Like a lot of grandparents, my grandpa tells me the same stories again and again. I know exactly how to guide him to the stories I want to hear. I can almost recite them word for word, but every now and then, a new detail emerges that gives me a completely new understanding of who this man is and the life he lived that led to him sitting in his armchair, chatting with his granddaughter.

In this case, mentioning California will prompt him to tell me how much he doesn’t like California, and then he will tell me about the things I’m really interested in: his past, long before the rest of my family existed.

He tells me about traveling with his father, a man I never met. My great-grandfather was an adventurous photographer and his son (my grandpa) was always along for the ride. They drove out West to Arizona and hiked the Grand Canyon. “It’s nice,” Grandpa tells me when I ask for details, which feels like a completely inadequate way to describe the Grand Canyon. Kansas is “flat and kind of boring.” San Francisco is “too crowded.”
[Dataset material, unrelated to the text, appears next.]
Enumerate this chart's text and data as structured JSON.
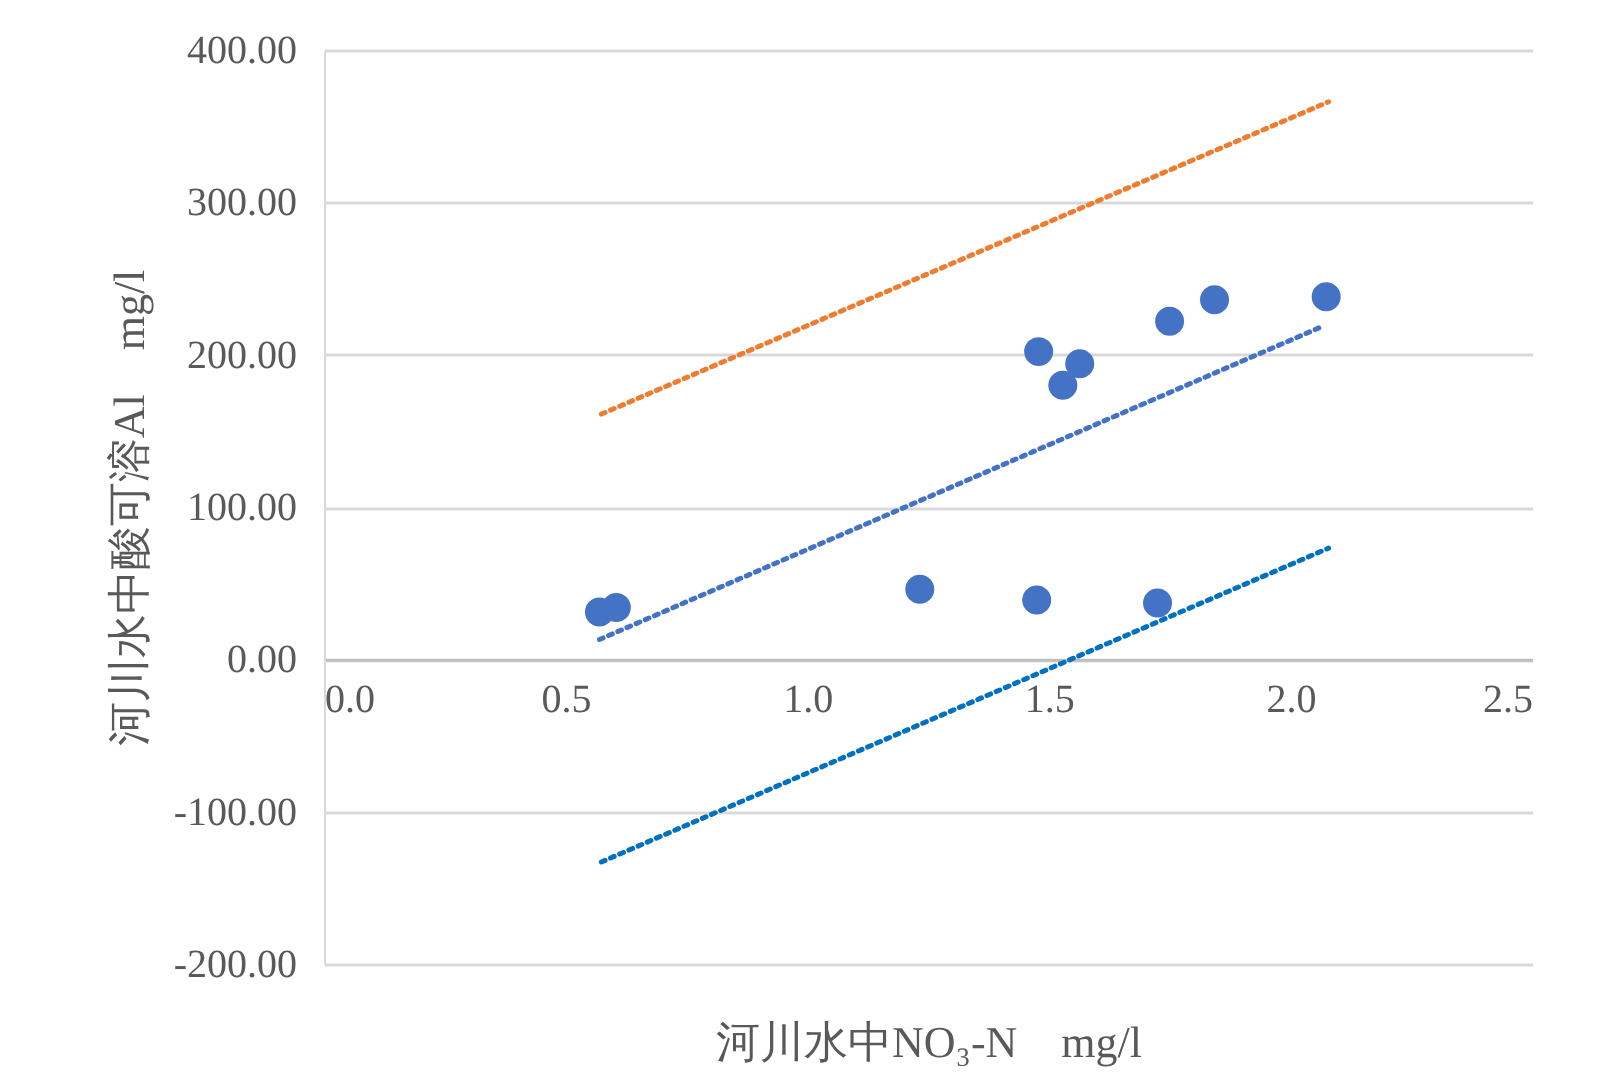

Don’t mistake these descriptions as indifference; on the contrary, his eyes light up as he talks about his travels. He gets especially excited when he speaks about his family. He tells me about his wife — my grandmother — as she was when she was my age, stories about dating her, their first house, the little red convertible she drove, the motorcycles they used to ride together up the River Road. I can see my reflection in these stories. These are the people who led to me.

My grandfather is my best friend, whether he knows it or not. We might have completely different interests and we might be completely different people. But we share a history. I have his eyes. He has his stories, and one day these lazy coffee mornings will become my stories, too.